Apesar do panorama de fortalecimento político de grupos religiosos, especialmente do evangélico, Marcelo Natividade pontua que há igrejas inclusivas que buscam um respaldo bíblico mais contextualizado, diante das crescentes demandas por direitos. “Não são movimentos, no entanto, ainda reconhecidos. Não encontram espaços de expressão, seja dentro do movimento evangélico, seja nos espaços políticos. Mas é um sinal de que é possível dar um outro sentido à religião, atrelado ao respeito e à dignidade”, afirma o professor da UFC, que lançará em maio o livro “As novas guerras sexuais: diferença, poder religioso e identidades LGBT no Brasil", juntamente com o antropólogo Leandro de Oliveira.

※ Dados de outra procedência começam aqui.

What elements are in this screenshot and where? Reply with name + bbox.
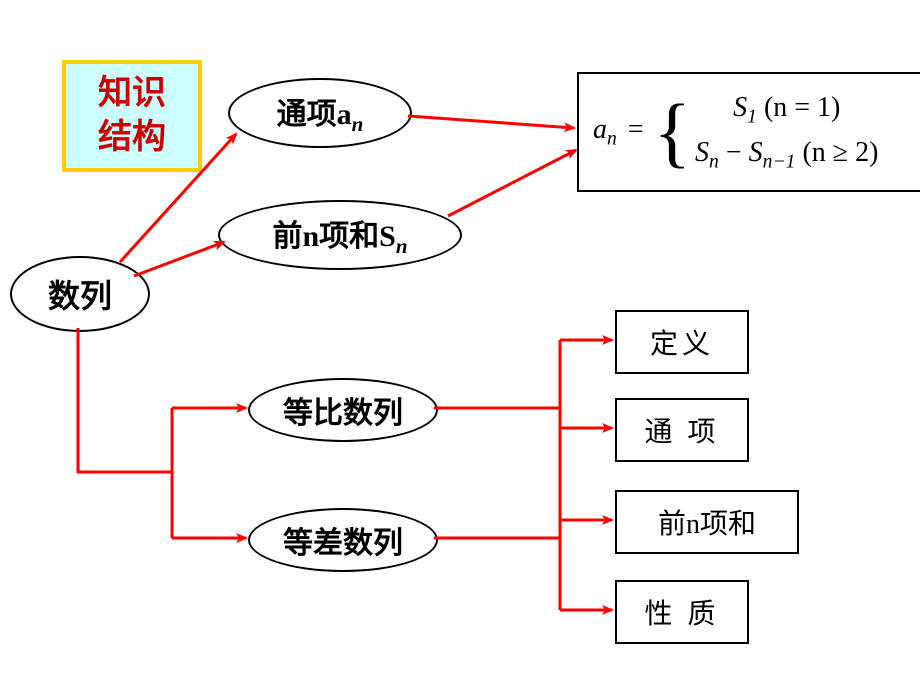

O reconhecimento de identidades, desejos e comportamentos não convencionais tem sido um processo lento e tenso. Nenhuma mudança, no entanto, vem sem resistências. Apesar da conjuntura, o país tem testemunhado uma discussão mais aberta, o que prova que a temática tem adquirido legitimidade política. Do contrário, não estaria em pauta nos espaços legislativos, mobilizando movimentos sociais e parte da sociedade. A situação atual envolve, mais do que temas religiosos, valores culturalmente arraigados, num país cuja experiência sexual e de gênero é marcada por hierarquias, desigualdades e relações de poder. Os desafios que os direitos sexuais impõem articulam-se a costumes e discursos historicamente constituídos. Podem tais desafios ser considerados um sinal em direção à ideia de hospitalidade, que projete uma negociação mais inclusiva entre religião e política e aceite a universalidade dos direitos independente de convicções? Para Ricardo Timm, da PUC-RS, sim. “O profetismo bíblico mais remoto faz ecoar hoje seu anseio por justiça. A ‘loucura pela justiça’ – expressão de Derrida – nos move no mundo. É a exteriorização da crença profunda de que a esperança não morre e que, portanto, o que desejamos não é a paz dos cemitérios, mas a paz da vida e da consciência moral tranquila”, conclui.